The best 5 performers of this contest (according to system test results) will receive the following prizes:
- place: $10000
- place: $6000
- place: $4000
- place: $3000
- place: $2000
QuakeFinder (QF) has been involved for over 12 years with research looking at several electromagnetic indicators that may eventually provide short term (weeks to days) warning for large seismic events. These electromagnetic signals or indicators appear to be related to stress-induced release of charge conductors (p-hole carriers) deep in the earth, near future earthquake hypocenters. See this document. The indicators manifest themselves as unusual magnetic (unipolar) pulses, large increases in air conductivity near the future epicenter, "earthquake lights" (extreme cases of air ionization), and apparent infra red patterns seen near the epicenter as detected via various IR weather and environmental satellites. There may be also other manifestations that we are currently not aware of.

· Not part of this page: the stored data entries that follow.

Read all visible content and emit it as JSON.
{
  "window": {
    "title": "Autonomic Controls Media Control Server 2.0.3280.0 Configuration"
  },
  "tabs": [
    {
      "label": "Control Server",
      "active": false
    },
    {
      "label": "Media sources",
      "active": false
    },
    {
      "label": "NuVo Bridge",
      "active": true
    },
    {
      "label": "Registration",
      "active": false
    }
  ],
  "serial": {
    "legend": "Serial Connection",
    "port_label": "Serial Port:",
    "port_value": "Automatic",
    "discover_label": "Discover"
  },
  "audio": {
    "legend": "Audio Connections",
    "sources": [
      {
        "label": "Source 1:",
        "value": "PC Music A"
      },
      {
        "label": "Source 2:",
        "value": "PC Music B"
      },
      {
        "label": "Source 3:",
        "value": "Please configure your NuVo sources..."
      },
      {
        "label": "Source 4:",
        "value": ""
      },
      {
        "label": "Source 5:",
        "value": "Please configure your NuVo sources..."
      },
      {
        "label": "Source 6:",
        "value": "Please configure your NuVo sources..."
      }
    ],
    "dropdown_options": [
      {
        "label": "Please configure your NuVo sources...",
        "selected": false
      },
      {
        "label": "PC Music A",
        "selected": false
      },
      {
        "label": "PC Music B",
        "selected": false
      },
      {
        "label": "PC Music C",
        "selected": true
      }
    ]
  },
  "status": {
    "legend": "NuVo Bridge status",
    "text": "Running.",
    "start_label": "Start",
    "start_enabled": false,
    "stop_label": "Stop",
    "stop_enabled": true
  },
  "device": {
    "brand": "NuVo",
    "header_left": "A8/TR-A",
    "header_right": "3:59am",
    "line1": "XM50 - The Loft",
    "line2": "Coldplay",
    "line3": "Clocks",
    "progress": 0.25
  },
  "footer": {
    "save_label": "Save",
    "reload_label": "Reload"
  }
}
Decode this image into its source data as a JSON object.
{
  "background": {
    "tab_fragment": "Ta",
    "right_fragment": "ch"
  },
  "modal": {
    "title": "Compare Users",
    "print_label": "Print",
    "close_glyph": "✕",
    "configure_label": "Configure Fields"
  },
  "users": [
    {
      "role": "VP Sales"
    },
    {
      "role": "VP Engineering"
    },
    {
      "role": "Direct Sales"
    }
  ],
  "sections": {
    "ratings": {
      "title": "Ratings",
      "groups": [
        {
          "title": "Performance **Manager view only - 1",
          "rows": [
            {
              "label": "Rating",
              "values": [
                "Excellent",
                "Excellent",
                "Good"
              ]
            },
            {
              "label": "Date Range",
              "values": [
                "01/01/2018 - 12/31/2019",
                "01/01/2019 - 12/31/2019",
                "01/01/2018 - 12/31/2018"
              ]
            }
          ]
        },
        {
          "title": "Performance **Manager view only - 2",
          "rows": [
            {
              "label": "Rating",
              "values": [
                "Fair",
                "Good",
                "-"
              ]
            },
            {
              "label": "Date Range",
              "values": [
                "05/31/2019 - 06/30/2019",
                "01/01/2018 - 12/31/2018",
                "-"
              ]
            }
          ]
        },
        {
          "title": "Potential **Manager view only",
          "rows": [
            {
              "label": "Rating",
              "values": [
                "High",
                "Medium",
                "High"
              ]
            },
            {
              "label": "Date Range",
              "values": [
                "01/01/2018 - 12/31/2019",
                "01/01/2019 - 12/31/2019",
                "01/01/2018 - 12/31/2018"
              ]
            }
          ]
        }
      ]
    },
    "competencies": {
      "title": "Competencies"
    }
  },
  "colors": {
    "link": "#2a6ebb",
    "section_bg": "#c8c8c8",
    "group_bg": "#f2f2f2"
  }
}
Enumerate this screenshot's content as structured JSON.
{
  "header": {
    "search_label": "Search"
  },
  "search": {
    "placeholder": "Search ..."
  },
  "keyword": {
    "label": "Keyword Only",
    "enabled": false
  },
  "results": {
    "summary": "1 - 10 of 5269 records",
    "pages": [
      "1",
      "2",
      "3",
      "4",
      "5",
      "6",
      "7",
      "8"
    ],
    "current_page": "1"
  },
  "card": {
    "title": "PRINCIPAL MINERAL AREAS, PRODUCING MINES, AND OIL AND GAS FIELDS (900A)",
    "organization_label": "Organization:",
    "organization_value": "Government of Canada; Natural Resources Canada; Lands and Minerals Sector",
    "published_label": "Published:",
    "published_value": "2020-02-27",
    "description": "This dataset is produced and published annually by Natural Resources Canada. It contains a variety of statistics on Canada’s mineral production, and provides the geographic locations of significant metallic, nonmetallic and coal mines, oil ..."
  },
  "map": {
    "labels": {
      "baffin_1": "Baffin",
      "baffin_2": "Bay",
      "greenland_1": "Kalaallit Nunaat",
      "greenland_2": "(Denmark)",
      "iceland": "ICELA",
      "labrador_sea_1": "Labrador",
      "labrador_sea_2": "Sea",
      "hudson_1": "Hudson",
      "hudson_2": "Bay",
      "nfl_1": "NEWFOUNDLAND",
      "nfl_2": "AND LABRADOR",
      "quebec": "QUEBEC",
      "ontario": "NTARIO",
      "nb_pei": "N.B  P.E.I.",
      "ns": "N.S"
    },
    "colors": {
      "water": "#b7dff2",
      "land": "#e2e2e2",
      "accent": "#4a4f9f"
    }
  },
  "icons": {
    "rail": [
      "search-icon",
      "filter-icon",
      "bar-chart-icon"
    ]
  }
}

You will be provided with several specific data sets (e.g. 3 axis induction magnetometer channels, and air conductivity sensor channel) from ground instruments near several earthquakes in California and Peru.
Your task is to develop a software algorithm to uniquely identify the electromagnetic pulses that may precede an earthquake by days to weeks.
Each data set contains measurements from 5 to 9 different sites. Each site provides 3 channels of information, measured at a frequency of 32 or 50 samples per second. Hourly data for all the sites and channels will be given to your algorithm. Your algorithm should return the probability of an earthquake event happening for every coming hour at each site, for a period of 90 days.
The earthquake signal propagation speed is of the order of 4km/second, but here is a more precise formula for the earthquake transit time. The distance in km between two locations can be calculated with the formula given here.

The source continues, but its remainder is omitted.